By now, some of you might have the impression that I don't always agree with The Suit. I can see how that might have happened but every once in a while even I can commiserate with the guy. He was up on the Hill yesterday and got his bum handed to him over the AIG bailout of last year. Seems as though, following the report of some inspector general there are so many of those) some of the Hill types seem to have gotten the impression that maybe the latest anti-Christ, Goldman Sachs and friends, got too good a deal when the got paid 100 cents on the dollar by the Fed for their AIG exposure. Ok, they did, s*** happens and The Suit was running the New York Fed while auditioning for his present job so that means he has to carry the can for this one. Unfortunately, this could be a real problem for Our Hero because both sides of the aisle hate the AIG situation, the GOP believes that his little income tax "misunderstanding" should have disqualified him for the job and most everybody is coming to the belief that there is more than a bit of arrogant little snot around this guy's personality. He got big-time testy yesterday during the questioning knowing full well he's not the flavor of the week.
Now I am on record in stating that this was perhaps not the NY Fed's best moment. Before bailing everybody and his brother out of that mess I thought they might have tried a bit of market action like putting a bid behind the paper on which AIG had issued CDSs and then getting inside quickly to avoid the shorts who were falling off buildings but they didn't. And I suspect that this is the reason.
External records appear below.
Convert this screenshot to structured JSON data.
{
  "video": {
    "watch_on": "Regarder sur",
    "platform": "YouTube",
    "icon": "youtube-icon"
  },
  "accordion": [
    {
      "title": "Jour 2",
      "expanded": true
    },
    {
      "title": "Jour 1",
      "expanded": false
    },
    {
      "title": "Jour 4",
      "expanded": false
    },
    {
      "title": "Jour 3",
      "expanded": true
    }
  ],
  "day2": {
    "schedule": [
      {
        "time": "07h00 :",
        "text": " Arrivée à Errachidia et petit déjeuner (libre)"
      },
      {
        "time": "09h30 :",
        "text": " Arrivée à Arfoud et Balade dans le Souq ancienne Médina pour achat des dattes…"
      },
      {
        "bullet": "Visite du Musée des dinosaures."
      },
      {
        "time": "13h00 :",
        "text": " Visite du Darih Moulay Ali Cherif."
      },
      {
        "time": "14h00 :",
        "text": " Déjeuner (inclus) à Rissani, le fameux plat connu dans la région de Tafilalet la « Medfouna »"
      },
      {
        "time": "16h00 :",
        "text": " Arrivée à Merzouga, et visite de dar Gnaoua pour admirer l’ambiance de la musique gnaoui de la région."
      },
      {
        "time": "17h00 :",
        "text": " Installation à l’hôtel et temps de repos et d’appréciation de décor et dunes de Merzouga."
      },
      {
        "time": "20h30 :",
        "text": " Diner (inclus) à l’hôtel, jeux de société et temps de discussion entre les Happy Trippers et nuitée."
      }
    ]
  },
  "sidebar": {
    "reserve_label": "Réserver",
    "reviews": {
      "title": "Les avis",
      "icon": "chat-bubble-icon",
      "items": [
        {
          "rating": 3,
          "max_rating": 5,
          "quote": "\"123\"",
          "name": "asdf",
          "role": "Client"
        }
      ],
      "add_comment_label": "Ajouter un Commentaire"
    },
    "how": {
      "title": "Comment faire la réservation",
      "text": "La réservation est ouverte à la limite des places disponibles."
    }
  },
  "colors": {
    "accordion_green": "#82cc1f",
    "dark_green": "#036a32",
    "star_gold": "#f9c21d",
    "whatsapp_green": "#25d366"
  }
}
I'm sure you also remember me having stated that a lot of the history of past crises was rewritten last year. Many had seen this before going back to the first real systemic risk of our business lifetimes in 1982 with the Latin American debt crisis. At that point in time most of the major banks in the U.S. were technically broke but the crisis was resolved with a lot of hard work over time. It was a bank crisis, and while terrible in its effect, not everything ground to a halt. Last year, there were two major differences. The first I would call the financial equivalent of Moore's Law and the second the complete grinding to a halt of all mechanisms of credit extension world wide. There was no credit available to anyone as all depositors and liability holders ran to save havens and because of the technological advances that had occurred since 1982 it happened in the blink of an eye. Unlike 1982 when months were spent to resolve the situation a good friend who was involved in the events of last year told me that, "the time we had was measured by a clock's second hand." In this scenario, I am prepared to give The Suit a pass: it perhaps wasn't pretty but what had to be done was done. Frankly, if he were to be forced out, I would shed no tears (except that I shudder to think of the replacement) but if it occurred over this, it would be a bum rap.
While all of this is going on it's going to be difficult for the Treasury to get up to speed on the two bills relating to governance pushed by Messrs. Dodd and Frank. They had best do so as these two monstrosities have in them the capacity to do more damage to our financial system that 10 AIGs. On top of that, The Leader's trip has proven to be a train wreck and there is some serious backing and filling that needs to get done as every single approach on the international front was kaboshed. Enough there to keep a boy out of trouble for some time.